Europatagebuch Rom Juni 2015
[1] In der Dämmerung des 4. Juni 2015 verteilt sich der wohlklingende sonore Ton der Glocken von Santa Maria Maggiore auf dem Platz vor der Basilika unter der wartenden Menschenmenge. Die Dämmerung ist hereingebrochen, die Ankunft der Fronleichnamsprozession, die nach dem Gottesdienst vor der Laterankirche beginnt, steht unmittelbar bevor. Gleich würde der Wagen mit der Monstranz sichtbar werden, mit der der Bischof von Rom (Papst Franziskus) die Versammelten segnen würde. Die Spitze der Prozession erreicht den Platz und zieht vor die Stufen der Kirche. Schnell füllt sich der Raum, eiligen Schrittes kommen Geistliche, Ordensangehörige und Laien heran. Die Monstranz trifft auf dem Wagen mit Baldachin ein, wird zum Altar, der im Freien vor dem Eingang zu Santa Maria Maggiore errichtet wurde, getragen. Franziskus segnet die Menschen, danach setzt er die Mütze des Bischofs von Rom auf, spontaner Beifall wird gespendet.
[2] Der Fronleichnamstag ist in Rom kein allgemeiner Feiertag, sondern nur ein kirchlicher und daher ein normaler Werktag. Deshalb finden die Zeremonien und die Prozession am Abend statt. Niemand würde auf die Idee kommen, daran Anstoß zu nehmen, dass rund um Santa Maria Maggiore die Straßen gesperrt werden. In Rom, der im historischen Sinn europäischsten aller europäischen Städte, ist Europa immer noch ein christliches Europa, allerdings gilt dies wohl nur noch für Rom. Auch wenn die katholische Kirche keine europäische, sondern eine Weltkirche ist, die sich unschwer an Fronleichnam vor Santa Maria Maggiore wiederfinden lässt, überwiegt im römischen Stadtbild die europäische Geschichte des (katholischen) Christentums. Im wahrsten Wortsinn getragen wird dies von den mehr als einer halben Million christlicher Gräber in den diversen Katakomben.
[3] An vielen Stellen in Rom sind die Zeit- und Kulturschichten von der römischen Antike bis heute gleichzeitig sichtbar – oder man steigt in den Untergrund und arbeitet sich nach oben durch. San Nicola in Carcere steht über drei römischen Tempeln (Janus, Juno Sospita, Dea Speranza), die Kirche Santi Giovanni e Paolo wurde über zwei römischen Häusern (Case Romane del Celio) gebaut. In beiden Fällen, die als pars pro toto zu verstehen sind, wird im Untergrund sichtbar, wie die Kirche aus dem antiken Vorgängerbau herauswächst. Es ist wie ein Sinnbild auf die Transformation der römischen Zivilisation durch die christlich-antike, dann christlich-mittelalterliche Zivilisation.

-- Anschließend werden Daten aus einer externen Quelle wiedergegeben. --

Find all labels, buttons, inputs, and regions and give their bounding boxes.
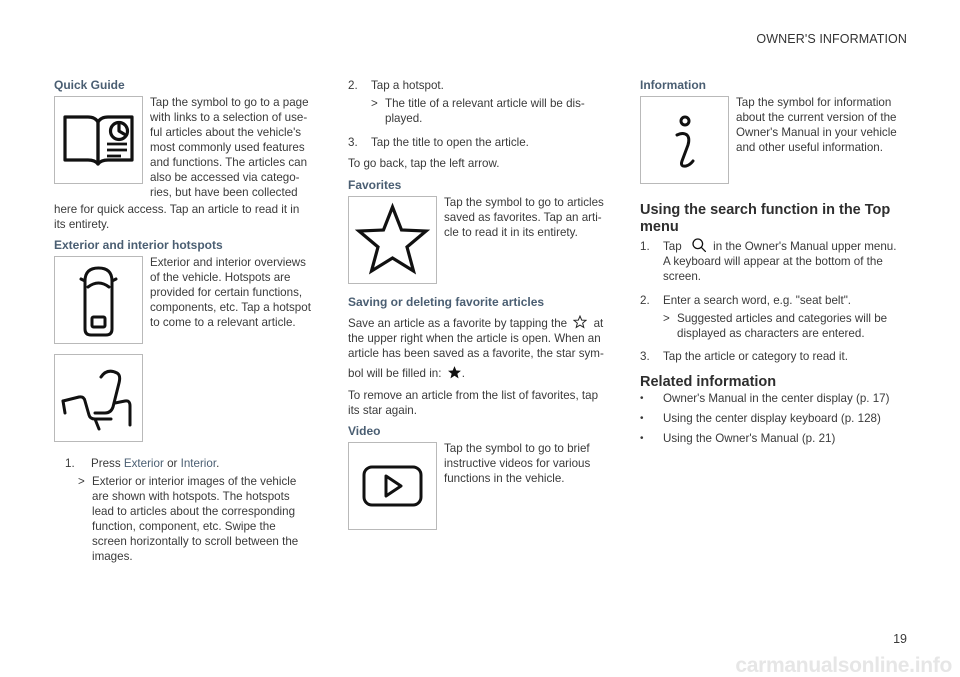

[4] Edward Gibbon bewies in seiner umfassenden Abhandlung „History of the Decline and Fall of the Roman Empire“ (London 1776-1788) viel Sensibilität für diese Transformation, die aus Sicht der römischen Geschichte als „decline“, als Niedergang, aus Sicht der europäischen Geschichte als Transformation zu etwas Neuem gesehen wird. San Clemente erwächst aus einer Stätte des Mithraskultes und erinnert auf diese Weise daran, dass nicht nur die kirchlichen Bauten aus den römischen Kult- und Tempelstätten erwachsen, sondern auch das Christentum einiges aus diesen Kulten, speziell dem Mithraskult, übernommen hat. Hierin zeigt sich einer von vielen Entwicklungssträngen, an denen sich die männliche Hegemonialisierung der Gesellschaft ablesen lässt und auf die Christina von Braun in ihrem Buch „Versuch über den Schwindel. Religion, Schrift, Bild, Geschlecht“ (Zürich 2001) eingeht.
[5] Auf dem Weg vom Petersdom zur Piazza del Popolo, längs des Tiber, gelangt man zum Museo dell’Ara Pacis, der Ara Pacis des Augustus, das derzeit im Untergeschoss eine Ausstellung zum Stadtviertel E.U.R./Europa zeigt. Das Viertel meint ein ganz anderes Europa: Ein Viertel, das 1965 zusätzlich die Bezeichnung „Europa“ erhielt, erweckt Interesse, da es in den europäischen Städten eher selten ganze, auf den Namen „Europa“ getaufte, Stadtviertel gibt. Das „Quartier de l’Europe“ in Paris, das in den 1820ern begonnen wurde und noch in der ersten Hälfte des 19. Jahrhunderts seinen bis heute bestehen gebliebenen Namen erhielt, wäre ein solches weiteres Beispiel.
[6] Das römische Europaviertel wurde in den 1930ern unter Mussolini als „E42“ konzipiert. Die Abkürzung verwies auf die geplante Weltausstellung, mit der 1942 das zwanzigjährige „Jubiläum“ des „Marsches auf Rom“ begangen werden sollte: Esposizione Universale di Roma – E.U.R. Diese wurde kriegsbedingt abgesagt, die Bauarbeiten wurden 1943 eingestellt.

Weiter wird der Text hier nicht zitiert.